Buruh Desak Kemnaker Cabut Permenaker Nomor 2/2022 tentang JHT
Jakarta, Topvoxpopuli.com – Rasa-rasanya masih sangat jelas diingatan masyarakat Indonesia, beberapa waktu yang lalu Pemerintah bersama Dewan Perwakilan Rakyat (DPR) membuat kebijakan yang banyak menuai kotroversi.
Kebijakan tersebut dikenal dengan Omnibus Law yang kemudian menjadi Undang-Undang Nomor 11 Tahun 2020 Tentang Cipta Kerja. Kontroversi yang ditimbulkan dari kebijakan tersebut disebabkan mulai dari pembentukannya yang cacat secara formil, tidak transparan, cenderung tergesa-gesa, sampai kepada muatan isi kebijakannya yang sangat merugikan kaum buruh.
“Status hubungan kerja yang didesain sangat fleksibel, sehingga buruh gampang untuk di-PHK, dan kenaikan upah dibuat semurah mungkin dengan kenaikan hanya 1,09% merupakan karya mutakhir dari kebijakan Undang – Undang Cipta Kerja yang membuat kaum buruh Indonesia semakin melarat,” kata– Ketua Umum LMND, Muhammad Arira Fitra, Selasa (15/2/2022).
Muhammad Arira Fitra dan puluhan teman-teman buruh dan pekerja berunjukrasa di depan gedung Kementerian Ketenagakerjaan, Jakarta, Selasa (15/2/2022).

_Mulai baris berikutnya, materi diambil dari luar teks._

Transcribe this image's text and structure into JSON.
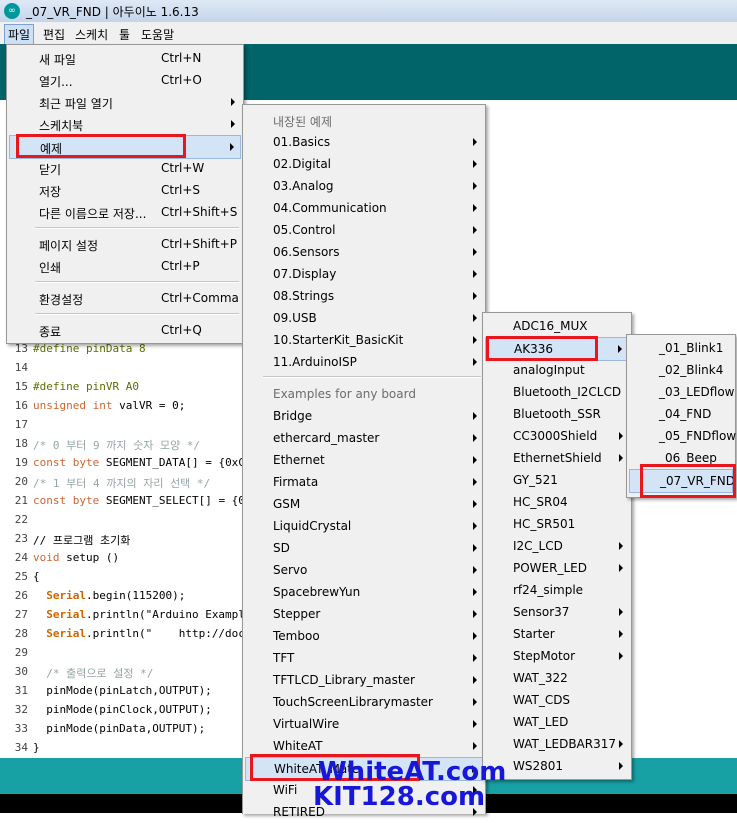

Ia mengatakan, padahal kebijakan tersebut telah dinyatakan Inkonstitusional oleh Mahkamah Konstitusi. Tidak cukup sampai disitu, rupanya pemerintah melalui Kementrian Ketenaga Kerjaan Republik Indonesia (Kemaneker RI) menganggap UU Cipta Kerja belum cukup membuat kaum buruh menderita, sehingga penderitaan kaum buruh Indonesia harus dilengkapi dengan kebijakan baru yaitu
Peraturan Menteri Ketenagakerjaan Nomor 2/2022 tentang Tata Cara dan Persyaratan Pembayaran Manfaat Jaminan Hari Tua.

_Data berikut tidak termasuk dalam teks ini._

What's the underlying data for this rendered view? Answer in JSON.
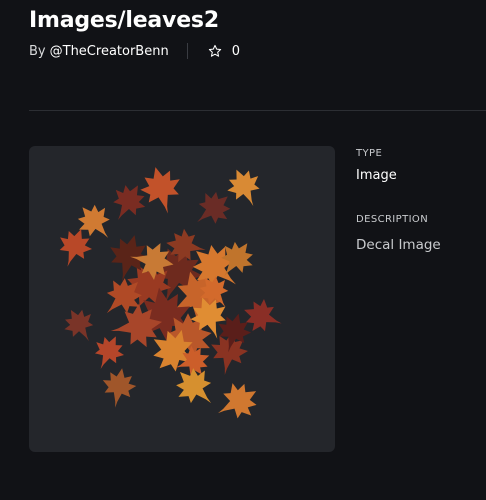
{
  "asset": {
    "title": "Images/leaves2",
    "by_prefix": "By",
    "creator": "@TheCreatorBenn",
    "favorite_count": "0"
  },
  "icons": {
    "favorite": "star-outline-icon"
  },
  "details": {
    "type_label": "TYPE",
    "type_value": "Image",
    "description_label": "DESCRIPTION",
    "description_value": "Decal Image"
  },
  "colors": {
    "background": "#111216",
    "thumbnail_background": "#24262b",
    "leaf_orange": "#d8782a",
    "leaf_red": "#8a2f1f",
    "leaf_brown": "#5a2a1c"
  }
}
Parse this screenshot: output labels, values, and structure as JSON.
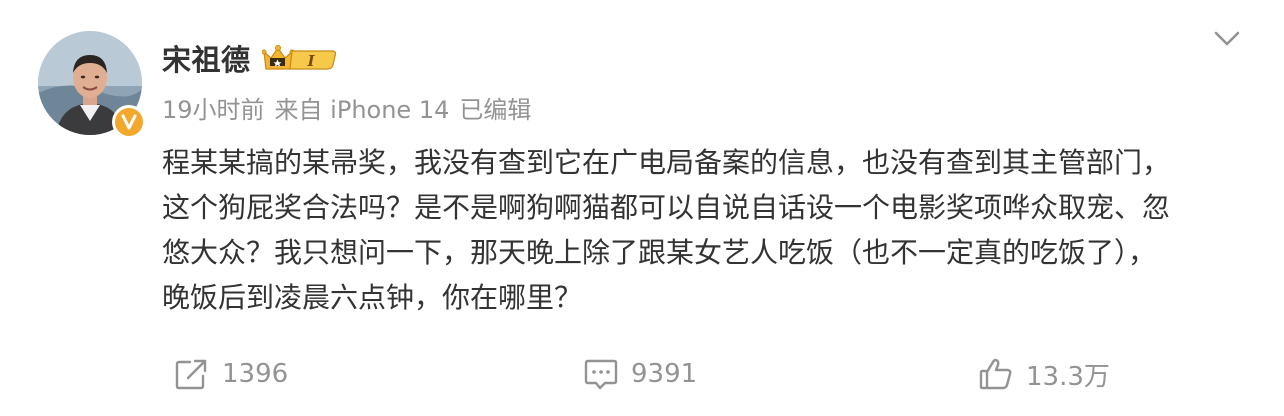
{
  "post": {
    "author": {
      "name": "宋祖德",
      "vip_level": "I"
    },
    "meta": {
      "time": "19小时前",
      "source": "来自 iPhone 14",
      "edited": "已编辑"
    },
    "content_lines": [
      "程某某搞的某帚奖，我没有查到它在广电局备案的信息，也没有查到其主管部门，",
      "这个狗屁奖合法吗？是不是啊狗啊猫都可以自说自话设一个电影奖项哗众取宠、忽",
      "悠大众？我只想问一下，那天晚上除了跟某女艺人吃饭（也不一定真的吃饭了），",
      "晚饭后到凌晨六点钟，你在哪里？"
    ],
    "actions": {
      "repost_count": "1396",
      "comment_count": "9391",
      "like_count": "13.3万"
    }
  },
  "colors": {
    "text_primary": "#333333",
    "text_secondary": "#939393",
    "verified_orange": "#f3a82c",
    "vip_gold": "#f2b632"
  },
  "icons": {
    "repost": "repost-icon",
    "comment": "comment-icon",
    "like": "thumbs-up-icon",
    "more": "chevron-down-icon",
    "verified": "verified-badge-icon",
    "vip": "crown-icon"
  }
}
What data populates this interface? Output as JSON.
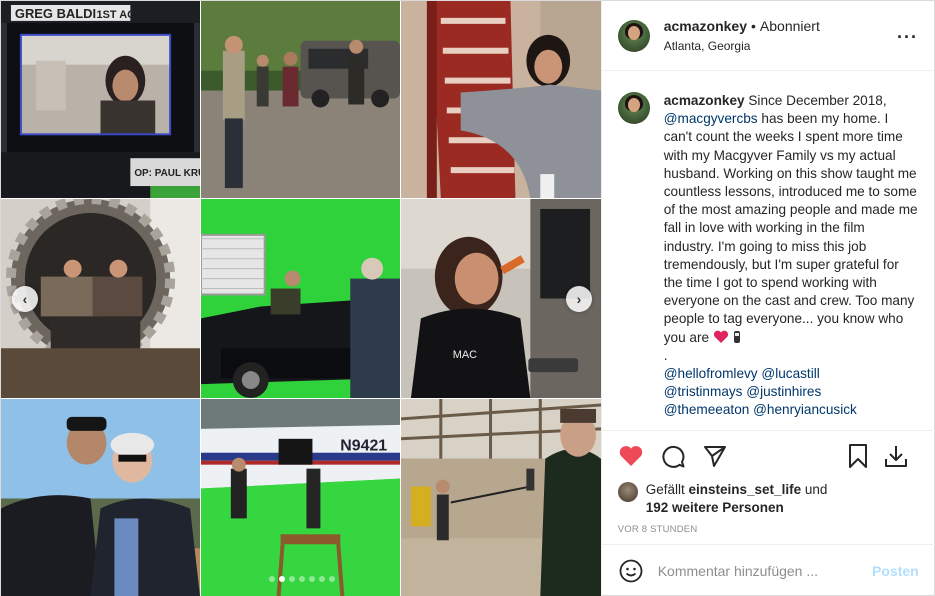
{
  "header": {
    "username": "acmazonkey",
    "separator": "•",
    "follow_status": "Abonniert",
    "location": "Atlanta, Georgia",
    "more_icon": "more-horizontal-icon"
  },
  "caption": {
    "username": "acmazonkey",
    "text_before_mention": "Since December 2018,",
    "mention_1": "@macgyvercbs",
    "text_after_mention": "has been my home. I can't count the weeks I spent more time with my Macgyver Family vs my actual husband. Working on this show taught me countless lessons, introduced me to some of the most amazing people and made me fall in love with working in the film industry. I'm going to miss this job tremendously, but I'm super grateful for the time I got to spend working with everyone on the cast and crew. Too many people to tag everyone... you know who you are",
    "dot_line": ".",
    "tags": [
      [
        "@hellofromlevy",
        "@lucastill"
      ],
      [
        "@tristinmays",
        "@justinhires"
      ],
      [
        "@themeeaton",
        "@henryiancusick"
      ]
    ]
  },
  "actions": {
    "like_icon": "heart-filled-icon",
    "comment_icon": "comment-icon",
    "share_icon": "paper-plane-icon",
    "save_icon": "bookmark-icon",
    "download_icon": "download-icon"
  },
  "likes": {
    "prefix": "Gefällt",
    "liker": "einsteins_set_life",
    "middle": "und",
    "others": "192 weitere Personen"
  },
  "timestamp": "VOR 8 STUNDEN",
  "comment": {
    "placeholder": "Kommentar hinzufügen ...",
    "post_label": "Posten",
    "emoji_icon": "smiley-icon"
  },
  "carousel": {
    "slide_count": 7,
    "active_index": 1,
    "prev_icon": "chevron-left-icon",
    "next_icon": "chevron-right-icon"
  },
  "photo_overlay_text": {
    "slate_name": "GREG BALDI",
    "slate_role": "1ST AC",
    "monitor_op": "OP: PAUL KRUMR",
    "plane_tail": "N9421"
  },
  "colors": {
    "like_red": "#ed4956",
    "mention_blue": "#00376b",
    "post_disabled": "#b2dffc",
    "muted": "#8e8e8e"
  }
}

Permenaker Nomor 2 Tahun 2022 yang memuat soal dana JHT baru bisa dicairkan setelah usia 56 tahun, merupakan kebijakan yang mendapatkan penolakan keras secara serentak oleh masyarakat diseluruh Indonesia. Pasalnya, karena sedari awal kebijakan ini dianggap tidak transparan, tidak partisipatif, cenderung dipaksakan dan merampas hak kaum buruh sebagai pemilik seutuhnya dana JHT.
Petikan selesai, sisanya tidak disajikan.